Mat Franco prend ensuite quelques cartes de la pochette pour reconstituer un jeu qu’il mélange plusieurs fois. « Ici, la magie est réinventée chaque soir… » Sur ces paroles, le magicien va raconter l’histoire unique de la soirée passé avec ses spectateurs en faisant défiler les cartes face en l’air, correspondant au texte prononcé, sous forme de rétrospective des événements passés : « Aujourd’hui, nous sommes le 3 mars 2017… deux cartes ont été choisies, la dame de cœur et le deux carreau par un homme et une femme… Aujourd’hui, un billet de 100$ a été signé… Trois cartes ont été choisies… Trois cartes ont voyagées dans le pantalon de… Deux cartes se sont retrouvées dans la table n°26… Le numéro de portable du mari était le… Le numéro de série du billet de 100$, ——– » Historiquement, ce jeu de rôle et d’épellation, utilisant toutes les cartes du jeu, remonte à 1790, dans une description faite par H.T. Morley dans le livre Old and Curious Playing Cards, Their History and Types from Many Countries and Periods, sous le titre The Soldier Almanak. L’effet est commercialisé sous le nom Sam the Bellhop en 1961 par Frank Everhart. Cette version sera celle utilisée par de nombreux magiciens dont Bill Malone, Eric Mead, Simon Lovell, David Regal et Philippe Socrate.

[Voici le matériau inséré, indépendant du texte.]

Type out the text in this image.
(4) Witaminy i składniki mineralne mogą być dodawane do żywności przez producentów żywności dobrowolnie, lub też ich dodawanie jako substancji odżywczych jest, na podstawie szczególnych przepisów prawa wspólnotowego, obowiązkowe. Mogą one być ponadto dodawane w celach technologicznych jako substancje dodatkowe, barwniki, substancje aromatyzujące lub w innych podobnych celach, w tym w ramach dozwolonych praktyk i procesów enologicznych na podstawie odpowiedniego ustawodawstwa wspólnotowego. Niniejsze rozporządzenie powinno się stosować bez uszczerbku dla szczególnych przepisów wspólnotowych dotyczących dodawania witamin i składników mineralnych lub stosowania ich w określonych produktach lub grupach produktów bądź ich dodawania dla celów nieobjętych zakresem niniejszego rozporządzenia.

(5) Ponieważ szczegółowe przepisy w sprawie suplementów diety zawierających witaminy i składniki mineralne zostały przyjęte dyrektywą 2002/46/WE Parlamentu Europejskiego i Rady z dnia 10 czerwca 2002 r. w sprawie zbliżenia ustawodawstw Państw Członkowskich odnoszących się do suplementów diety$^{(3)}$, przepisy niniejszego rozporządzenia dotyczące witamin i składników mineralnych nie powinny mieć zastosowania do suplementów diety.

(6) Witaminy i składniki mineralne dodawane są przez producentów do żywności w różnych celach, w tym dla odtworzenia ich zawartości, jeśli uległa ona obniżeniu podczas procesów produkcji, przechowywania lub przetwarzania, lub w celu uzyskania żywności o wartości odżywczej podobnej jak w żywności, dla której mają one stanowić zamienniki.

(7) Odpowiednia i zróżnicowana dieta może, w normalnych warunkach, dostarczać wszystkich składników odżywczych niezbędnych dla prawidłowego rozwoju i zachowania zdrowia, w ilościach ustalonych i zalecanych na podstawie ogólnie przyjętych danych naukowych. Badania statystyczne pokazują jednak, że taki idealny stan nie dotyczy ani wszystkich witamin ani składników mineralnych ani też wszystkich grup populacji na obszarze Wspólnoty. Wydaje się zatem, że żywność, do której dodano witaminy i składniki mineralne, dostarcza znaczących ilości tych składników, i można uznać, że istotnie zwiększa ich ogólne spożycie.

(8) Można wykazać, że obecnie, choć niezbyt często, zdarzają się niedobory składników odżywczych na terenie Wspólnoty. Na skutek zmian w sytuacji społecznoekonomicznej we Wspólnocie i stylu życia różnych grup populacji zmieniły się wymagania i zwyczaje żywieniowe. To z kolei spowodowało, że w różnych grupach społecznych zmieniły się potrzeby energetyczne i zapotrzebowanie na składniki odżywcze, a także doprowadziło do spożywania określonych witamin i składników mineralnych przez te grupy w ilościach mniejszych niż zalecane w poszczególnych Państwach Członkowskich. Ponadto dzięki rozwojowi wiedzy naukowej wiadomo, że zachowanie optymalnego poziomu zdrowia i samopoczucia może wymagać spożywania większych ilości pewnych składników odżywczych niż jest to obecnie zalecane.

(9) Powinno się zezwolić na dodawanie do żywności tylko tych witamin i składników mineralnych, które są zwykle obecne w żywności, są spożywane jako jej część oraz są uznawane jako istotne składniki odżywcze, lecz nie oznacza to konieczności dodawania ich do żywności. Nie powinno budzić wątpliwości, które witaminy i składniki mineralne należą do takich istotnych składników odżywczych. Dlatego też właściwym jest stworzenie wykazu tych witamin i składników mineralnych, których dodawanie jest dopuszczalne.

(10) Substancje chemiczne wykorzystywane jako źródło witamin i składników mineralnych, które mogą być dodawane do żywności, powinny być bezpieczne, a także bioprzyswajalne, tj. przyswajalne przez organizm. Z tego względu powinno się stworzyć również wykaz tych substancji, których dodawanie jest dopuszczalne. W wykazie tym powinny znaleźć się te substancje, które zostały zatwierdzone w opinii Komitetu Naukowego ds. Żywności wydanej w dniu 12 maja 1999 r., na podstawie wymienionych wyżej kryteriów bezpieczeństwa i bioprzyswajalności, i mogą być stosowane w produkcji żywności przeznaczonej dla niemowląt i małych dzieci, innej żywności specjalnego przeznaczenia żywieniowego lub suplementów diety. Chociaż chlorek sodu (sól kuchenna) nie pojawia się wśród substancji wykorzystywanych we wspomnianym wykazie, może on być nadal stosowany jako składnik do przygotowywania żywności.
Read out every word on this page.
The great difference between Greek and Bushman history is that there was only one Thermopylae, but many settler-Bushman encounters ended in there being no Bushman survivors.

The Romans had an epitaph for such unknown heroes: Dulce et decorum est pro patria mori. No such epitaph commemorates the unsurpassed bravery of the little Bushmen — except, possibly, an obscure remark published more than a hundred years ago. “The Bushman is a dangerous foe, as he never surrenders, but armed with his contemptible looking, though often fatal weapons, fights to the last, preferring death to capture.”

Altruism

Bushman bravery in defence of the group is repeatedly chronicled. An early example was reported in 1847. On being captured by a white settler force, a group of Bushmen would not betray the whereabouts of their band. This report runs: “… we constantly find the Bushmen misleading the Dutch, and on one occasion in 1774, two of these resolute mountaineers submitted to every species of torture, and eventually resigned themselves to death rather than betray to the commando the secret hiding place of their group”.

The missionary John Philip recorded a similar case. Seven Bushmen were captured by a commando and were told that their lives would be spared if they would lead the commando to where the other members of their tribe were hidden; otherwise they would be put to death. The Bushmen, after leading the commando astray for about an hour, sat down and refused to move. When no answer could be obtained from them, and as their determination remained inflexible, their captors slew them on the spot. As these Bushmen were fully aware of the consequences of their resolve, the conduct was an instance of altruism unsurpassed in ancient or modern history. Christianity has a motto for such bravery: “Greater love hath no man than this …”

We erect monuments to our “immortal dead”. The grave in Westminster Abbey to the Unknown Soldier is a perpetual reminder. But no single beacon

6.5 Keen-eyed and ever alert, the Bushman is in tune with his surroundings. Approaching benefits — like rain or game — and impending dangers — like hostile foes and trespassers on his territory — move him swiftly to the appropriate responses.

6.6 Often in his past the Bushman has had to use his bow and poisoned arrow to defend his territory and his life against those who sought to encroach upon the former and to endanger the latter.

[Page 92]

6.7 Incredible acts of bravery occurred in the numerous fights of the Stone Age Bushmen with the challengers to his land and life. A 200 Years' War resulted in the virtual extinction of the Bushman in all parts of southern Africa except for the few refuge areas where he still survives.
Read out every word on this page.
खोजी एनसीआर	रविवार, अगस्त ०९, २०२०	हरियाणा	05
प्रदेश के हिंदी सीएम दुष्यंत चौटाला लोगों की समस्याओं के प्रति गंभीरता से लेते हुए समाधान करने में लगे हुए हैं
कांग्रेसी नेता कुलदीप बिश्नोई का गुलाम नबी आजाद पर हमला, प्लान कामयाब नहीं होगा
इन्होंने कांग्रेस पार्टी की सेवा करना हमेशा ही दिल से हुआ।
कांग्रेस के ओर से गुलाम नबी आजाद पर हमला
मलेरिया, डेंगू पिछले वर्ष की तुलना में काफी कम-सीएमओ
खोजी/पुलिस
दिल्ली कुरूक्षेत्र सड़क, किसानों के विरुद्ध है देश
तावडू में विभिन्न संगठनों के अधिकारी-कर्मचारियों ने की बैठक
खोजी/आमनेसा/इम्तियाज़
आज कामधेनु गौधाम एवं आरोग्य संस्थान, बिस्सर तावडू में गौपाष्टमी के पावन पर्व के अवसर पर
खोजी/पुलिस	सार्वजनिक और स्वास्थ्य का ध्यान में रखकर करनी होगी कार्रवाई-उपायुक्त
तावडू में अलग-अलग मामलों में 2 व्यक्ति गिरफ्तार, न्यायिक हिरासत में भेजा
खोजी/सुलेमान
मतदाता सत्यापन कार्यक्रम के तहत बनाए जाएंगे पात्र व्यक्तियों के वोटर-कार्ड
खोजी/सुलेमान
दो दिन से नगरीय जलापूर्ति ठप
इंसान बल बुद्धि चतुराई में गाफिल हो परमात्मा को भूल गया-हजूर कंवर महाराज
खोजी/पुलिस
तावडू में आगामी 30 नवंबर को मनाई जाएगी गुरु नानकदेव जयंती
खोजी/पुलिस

Mat Franco réussit à réinventer un classique de la cartomagie grâce à un savant montage dramatique utilisant une machine surréaliste comme support spectaculaire à son incroyable révélation finale. La qualité technique et la précision de la présentation provoque un raz de marée, tant les révélations se succèdent avec rythme et crescendo ad hoc.
Conclusion
Passé le côté American dream de la réussite individuelle qui inonde les spectacles US, et de l’éternel hommage à la grand-mère ou au grand-père disparus (Nathan Burton, Copperfield), le spectacle de Mat Franco est d’une belle facture, combinant des tours classiques (au risque de copier ses collègues magiciens) et de véritables réinterprétations du répertoire magique. La personne est sympathique, comme tous les américains, ce qui est le minimum syndical quand on se présente devant un public et que l’on veut le conquérir. Le risque est d’en faire trop avec l’appui d’un sourire ultra-Bright ; piège évité de justesse par Mat Franco.
Le schéma du spectacle reste dans les canons du genre, à l’américain : une succession de routines, plutôt qu’une histoire avec un fil dramatique et théâtral. Ici, la grande qualité de certaines saynètes comme « le jeu des cocktails », « le smartphone encapitonné » et « la révélation finale », suffisent à propulser Mat Franco comme un artiste intelligent et rusé réussissant, malgré la convention ambiante, à insuffler une sorte de suspense improvisé qu’il utilise comme un funambule. Cette sensation de « mise en danger » rend le spectacle attachant et singulier.